21/05/2018

Yanny vs Laurel


So here’s the clip…..

Which name do you hear? This conundrum has been driving people crazy over the past week or so and this is just one of zillions of posts, Tweets and general online chatter as to which word is actually being spoken. It’s remarkable. I’ve seen footage of two people equally convinced of the word they heard but one of them quite categorically hears “yanny” whereas the other equally hears “laurel”. What has fascinated people is the fact that whichever word you hear there is no ambiguity about it and you cannot understand how someone else could hear a completely different word. Not since the gold dress / blue dress has there been such an online kerfuffle!

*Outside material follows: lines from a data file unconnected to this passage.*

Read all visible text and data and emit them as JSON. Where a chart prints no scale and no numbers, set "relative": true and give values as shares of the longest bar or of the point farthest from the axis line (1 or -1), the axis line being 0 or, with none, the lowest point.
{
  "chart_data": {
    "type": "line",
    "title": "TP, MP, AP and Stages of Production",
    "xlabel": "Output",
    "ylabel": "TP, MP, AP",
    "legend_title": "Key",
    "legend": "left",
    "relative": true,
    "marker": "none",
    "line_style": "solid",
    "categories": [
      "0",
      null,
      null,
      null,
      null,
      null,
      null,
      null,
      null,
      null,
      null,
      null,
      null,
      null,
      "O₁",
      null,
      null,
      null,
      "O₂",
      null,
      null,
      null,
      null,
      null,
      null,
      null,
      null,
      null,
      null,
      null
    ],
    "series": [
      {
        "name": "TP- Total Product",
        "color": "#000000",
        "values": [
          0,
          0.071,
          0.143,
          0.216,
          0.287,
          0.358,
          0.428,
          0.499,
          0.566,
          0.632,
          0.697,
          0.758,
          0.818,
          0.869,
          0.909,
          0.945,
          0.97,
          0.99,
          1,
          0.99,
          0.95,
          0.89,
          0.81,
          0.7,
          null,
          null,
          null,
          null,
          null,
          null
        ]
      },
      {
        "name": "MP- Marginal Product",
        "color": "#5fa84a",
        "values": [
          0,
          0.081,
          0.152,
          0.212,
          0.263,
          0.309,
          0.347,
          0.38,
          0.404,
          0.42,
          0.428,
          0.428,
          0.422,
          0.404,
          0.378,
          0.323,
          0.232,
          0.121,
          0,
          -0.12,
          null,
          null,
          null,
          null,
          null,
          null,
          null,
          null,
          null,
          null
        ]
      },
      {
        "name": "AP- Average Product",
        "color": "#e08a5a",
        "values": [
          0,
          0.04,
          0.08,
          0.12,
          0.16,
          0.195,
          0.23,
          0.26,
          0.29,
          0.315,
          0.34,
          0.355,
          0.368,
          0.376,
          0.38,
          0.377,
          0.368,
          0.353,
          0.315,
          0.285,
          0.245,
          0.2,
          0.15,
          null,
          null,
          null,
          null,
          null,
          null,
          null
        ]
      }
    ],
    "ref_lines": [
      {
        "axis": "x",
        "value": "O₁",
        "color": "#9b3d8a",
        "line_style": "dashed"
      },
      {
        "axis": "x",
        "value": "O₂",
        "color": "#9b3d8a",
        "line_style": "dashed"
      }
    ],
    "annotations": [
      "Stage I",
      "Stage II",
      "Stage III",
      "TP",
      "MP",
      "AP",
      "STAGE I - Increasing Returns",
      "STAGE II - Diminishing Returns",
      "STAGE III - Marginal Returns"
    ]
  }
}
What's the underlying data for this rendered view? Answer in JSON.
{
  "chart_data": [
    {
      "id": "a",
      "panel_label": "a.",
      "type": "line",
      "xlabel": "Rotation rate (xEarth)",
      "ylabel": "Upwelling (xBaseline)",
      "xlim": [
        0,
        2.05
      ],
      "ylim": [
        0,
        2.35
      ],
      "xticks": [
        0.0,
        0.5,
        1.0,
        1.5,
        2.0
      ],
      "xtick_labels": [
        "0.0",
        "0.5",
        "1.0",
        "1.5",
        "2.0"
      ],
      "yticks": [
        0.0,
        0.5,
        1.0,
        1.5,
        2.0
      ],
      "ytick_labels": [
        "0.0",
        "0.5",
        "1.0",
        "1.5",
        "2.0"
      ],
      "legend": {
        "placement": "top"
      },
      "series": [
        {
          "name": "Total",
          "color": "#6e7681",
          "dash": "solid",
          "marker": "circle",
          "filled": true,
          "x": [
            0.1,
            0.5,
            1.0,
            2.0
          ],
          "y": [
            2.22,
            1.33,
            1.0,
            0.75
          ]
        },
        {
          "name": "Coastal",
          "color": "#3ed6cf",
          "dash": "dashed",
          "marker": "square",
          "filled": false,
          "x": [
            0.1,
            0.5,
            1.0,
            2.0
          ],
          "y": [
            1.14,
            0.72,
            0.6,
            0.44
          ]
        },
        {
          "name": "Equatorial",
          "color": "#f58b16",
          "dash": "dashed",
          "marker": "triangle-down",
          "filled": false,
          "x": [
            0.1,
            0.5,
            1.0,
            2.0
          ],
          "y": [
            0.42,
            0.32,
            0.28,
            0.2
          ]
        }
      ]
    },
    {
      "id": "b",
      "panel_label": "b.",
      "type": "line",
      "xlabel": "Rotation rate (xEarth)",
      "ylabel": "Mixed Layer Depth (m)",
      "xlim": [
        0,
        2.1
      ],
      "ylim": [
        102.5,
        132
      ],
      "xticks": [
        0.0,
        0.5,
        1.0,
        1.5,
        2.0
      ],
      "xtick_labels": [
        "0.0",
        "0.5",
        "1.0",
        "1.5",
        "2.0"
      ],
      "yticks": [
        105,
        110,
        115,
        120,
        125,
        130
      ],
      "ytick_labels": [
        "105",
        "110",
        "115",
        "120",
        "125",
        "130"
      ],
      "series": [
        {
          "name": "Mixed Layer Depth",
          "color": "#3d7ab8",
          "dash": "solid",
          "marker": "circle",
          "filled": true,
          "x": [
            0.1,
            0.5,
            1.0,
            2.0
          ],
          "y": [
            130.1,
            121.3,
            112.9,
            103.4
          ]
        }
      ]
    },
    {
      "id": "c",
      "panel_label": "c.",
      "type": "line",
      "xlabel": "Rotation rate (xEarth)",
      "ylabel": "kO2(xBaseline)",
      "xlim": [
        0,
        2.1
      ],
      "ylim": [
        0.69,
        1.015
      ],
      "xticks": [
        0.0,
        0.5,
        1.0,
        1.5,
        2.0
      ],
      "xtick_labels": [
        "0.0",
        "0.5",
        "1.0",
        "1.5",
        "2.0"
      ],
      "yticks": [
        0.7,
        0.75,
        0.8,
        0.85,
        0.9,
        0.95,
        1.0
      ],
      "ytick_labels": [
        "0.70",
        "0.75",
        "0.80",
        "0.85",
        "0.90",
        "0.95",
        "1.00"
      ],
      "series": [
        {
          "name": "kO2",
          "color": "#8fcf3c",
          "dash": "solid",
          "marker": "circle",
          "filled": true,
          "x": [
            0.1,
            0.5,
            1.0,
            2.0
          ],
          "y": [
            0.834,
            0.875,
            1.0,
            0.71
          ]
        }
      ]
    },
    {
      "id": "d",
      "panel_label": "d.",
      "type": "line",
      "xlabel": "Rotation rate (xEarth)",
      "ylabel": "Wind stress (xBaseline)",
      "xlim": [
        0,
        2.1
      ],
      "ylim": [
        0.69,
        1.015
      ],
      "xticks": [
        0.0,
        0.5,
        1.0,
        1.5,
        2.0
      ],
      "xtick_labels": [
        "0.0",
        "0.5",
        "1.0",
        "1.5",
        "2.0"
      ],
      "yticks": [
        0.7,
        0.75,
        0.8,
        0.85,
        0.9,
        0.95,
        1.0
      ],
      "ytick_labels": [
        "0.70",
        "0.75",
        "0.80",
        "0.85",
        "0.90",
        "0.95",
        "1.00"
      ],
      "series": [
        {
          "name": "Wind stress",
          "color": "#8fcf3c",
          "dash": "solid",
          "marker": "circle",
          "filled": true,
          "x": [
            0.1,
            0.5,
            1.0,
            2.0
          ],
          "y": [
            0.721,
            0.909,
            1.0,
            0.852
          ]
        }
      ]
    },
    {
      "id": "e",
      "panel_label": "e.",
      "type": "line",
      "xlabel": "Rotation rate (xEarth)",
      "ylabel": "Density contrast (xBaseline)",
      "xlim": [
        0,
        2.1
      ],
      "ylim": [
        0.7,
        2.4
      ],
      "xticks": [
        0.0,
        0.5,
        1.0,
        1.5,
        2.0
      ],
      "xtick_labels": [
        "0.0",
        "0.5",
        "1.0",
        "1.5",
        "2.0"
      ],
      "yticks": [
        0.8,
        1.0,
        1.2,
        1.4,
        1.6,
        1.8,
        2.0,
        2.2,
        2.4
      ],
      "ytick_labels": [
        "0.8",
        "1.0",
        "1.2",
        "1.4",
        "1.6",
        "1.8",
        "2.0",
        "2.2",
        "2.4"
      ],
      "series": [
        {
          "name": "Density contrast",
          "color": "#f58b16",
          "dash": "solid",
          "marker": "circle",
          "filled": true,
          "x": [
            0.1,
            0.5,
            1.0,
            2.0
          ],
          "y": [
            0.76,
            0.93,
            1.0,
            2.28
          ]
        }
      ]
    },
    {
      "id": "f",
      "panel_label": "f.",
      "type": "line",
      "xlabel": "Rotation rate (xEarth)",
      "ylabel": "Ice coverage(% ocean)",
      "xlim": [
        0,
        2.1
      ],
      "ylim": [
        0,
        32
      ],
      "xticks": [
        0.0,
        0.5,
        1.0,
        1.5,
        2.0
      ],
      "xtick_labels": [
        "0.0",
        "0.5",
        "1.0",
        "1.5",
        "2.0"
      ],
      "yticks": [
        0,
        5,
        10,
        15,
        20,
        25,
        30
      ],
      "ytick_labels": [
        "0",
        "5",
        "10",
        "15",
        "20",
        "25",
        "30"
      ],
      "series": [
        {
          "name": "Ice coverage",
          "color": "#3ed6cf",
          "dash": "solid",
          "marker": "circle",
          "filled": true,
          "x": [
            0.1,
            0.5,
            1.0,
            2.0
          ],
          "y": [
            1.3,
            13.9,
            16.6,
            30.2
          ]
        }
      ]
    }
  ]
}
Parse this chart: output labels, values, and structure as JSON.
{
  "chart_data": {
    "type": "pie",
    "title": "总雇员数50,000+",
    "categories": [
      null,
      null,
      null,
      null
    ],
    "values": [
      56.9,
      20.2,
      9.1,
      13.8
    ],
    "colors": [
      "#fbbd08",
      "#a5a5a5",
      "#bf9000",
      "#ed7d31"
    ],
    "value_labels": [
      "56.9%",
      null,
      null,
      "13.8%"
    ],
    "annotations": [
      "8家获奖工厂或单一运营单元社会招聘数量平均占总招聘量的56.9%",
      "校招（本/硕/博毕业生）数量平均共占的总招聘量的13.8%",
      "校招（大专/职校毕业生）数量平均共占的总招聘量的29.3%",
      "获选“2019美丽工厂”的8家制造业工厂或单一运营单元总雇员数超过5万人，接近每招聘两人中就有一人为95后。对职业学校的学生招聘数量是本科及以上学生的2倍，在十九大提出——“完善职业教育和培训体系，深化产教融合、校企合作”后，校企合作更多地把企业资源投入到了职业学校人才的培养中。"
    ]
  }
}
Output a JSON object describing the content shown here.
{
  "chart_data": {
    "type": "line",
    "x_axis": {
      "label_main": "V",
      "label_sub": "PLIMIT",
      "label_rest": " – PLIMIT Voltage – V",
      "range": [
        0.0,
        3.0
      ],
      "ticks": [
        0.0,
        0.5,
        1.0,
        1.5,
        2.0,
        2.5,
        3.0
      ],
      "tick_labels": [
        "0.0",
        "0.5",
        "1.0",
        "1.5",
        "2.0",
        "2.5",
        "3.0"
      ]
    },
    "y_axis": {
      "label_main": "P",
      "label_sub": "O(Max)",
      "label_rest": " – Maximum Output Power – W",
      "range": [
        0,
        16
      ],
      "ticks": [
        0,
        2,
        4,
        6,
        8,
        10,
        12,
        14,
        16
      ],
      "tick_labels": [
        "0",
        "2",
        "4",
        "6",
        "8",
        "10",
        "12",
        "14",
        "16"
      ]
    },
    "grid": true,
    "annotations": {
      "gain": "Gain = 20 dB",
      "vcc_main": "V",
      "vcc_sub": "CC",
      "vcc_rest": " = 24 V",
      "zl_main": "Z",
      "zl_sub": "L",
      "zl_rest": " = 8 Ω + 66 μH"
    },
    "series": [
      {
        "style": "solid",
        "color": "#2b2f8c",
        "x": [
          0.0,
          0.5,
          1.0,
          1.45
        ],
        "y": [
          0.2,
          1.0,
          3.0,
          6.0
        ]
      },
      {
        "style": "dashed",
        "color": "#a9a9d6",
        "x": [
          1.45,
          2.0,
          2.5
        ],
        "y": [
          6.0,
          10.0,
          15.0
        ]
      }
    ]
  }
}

Look at the two words- they don’t even seem that alike. Yanny and Laurel could be the name of a Sixties folk duo! If you just saw the words written down out of context you’d never imagine it would be possible to mix them up but this is what has happened. So what is going on? A psychology professor no less- David Alais from Sydney University - explained last week to a bemused world which probably remained just as bemused afterwards. The words he said are a “perceptually ambiguous stimulus”.  There you go then. What he means is that it’s the aural equivalent of those pictures where you might see a face or a vase for example. He reckons the brain “flips back and forth” because it can’t really work out what the answer is. Though the words do not look similar when you speak them they do, he says, have a similar “timing and energy content.”
The suggestion is that your age is a determining factor with older people more liable to hear “Yanny” though that doesn’t explain the clips I’ve seen with younger people hearing it. The issue of the accent is important too- the voice may sound computer generated but it has an American accent which could make the words sound different to non- Americans. What you listen to the clip on may also affect your interpretation as there’s a difference in the sound you’d get from a smartphone as opposed to through big speakers. For example the clip above is from The Guardian and much cleaner than any other version I’ve heard.
There do seem to be more stories supporting the idea that “Laurel` was/ is the word but then outlining the reasons why half the people who hear it think it says “Yanny”. If you want a plausible explanation then there is one but in the end that might be less interesting than continuing to speculate on which word it actually is.  Go the foot of the post if you want to find out.
There have been lots of polls in which the results may have been inconclusive but have generated huge debate over the past week or so. One thing that has puzzled me is what “Yanny” means. “Laurel” is a name or a type of tree but what –or who- is a Yanny? Amusingly Vocabulary.com has added a definition describing it as “a word or a phrase that is capable of distracting the entire Internet for at least 24 hours”. More sensibly it is also used as a boy’s name in Greece where it means “gracious”.
After a week there is no sign that the whole thing will float away until everyone has heard the clip and made up their mind what it is saying. What word do I hear? Well that’s obvious isn’t it!
An explanation for those who need to know - The clip has been traced back to a recording made by opera singer Jay Aubrey Jones for Vocabulary.com back in 2007. This has subsquently been compressed and in that process part of the sound spectrum was lost meaning that some letters can be mis-heard as others. Our brains and ears will only pick up the strongest frequencies and this is where I got lost but if you go to lifehacker.com you can find a long technical explanation and the reveal as to which word it actually is.
Alternatively you can just carry on arguing about it!!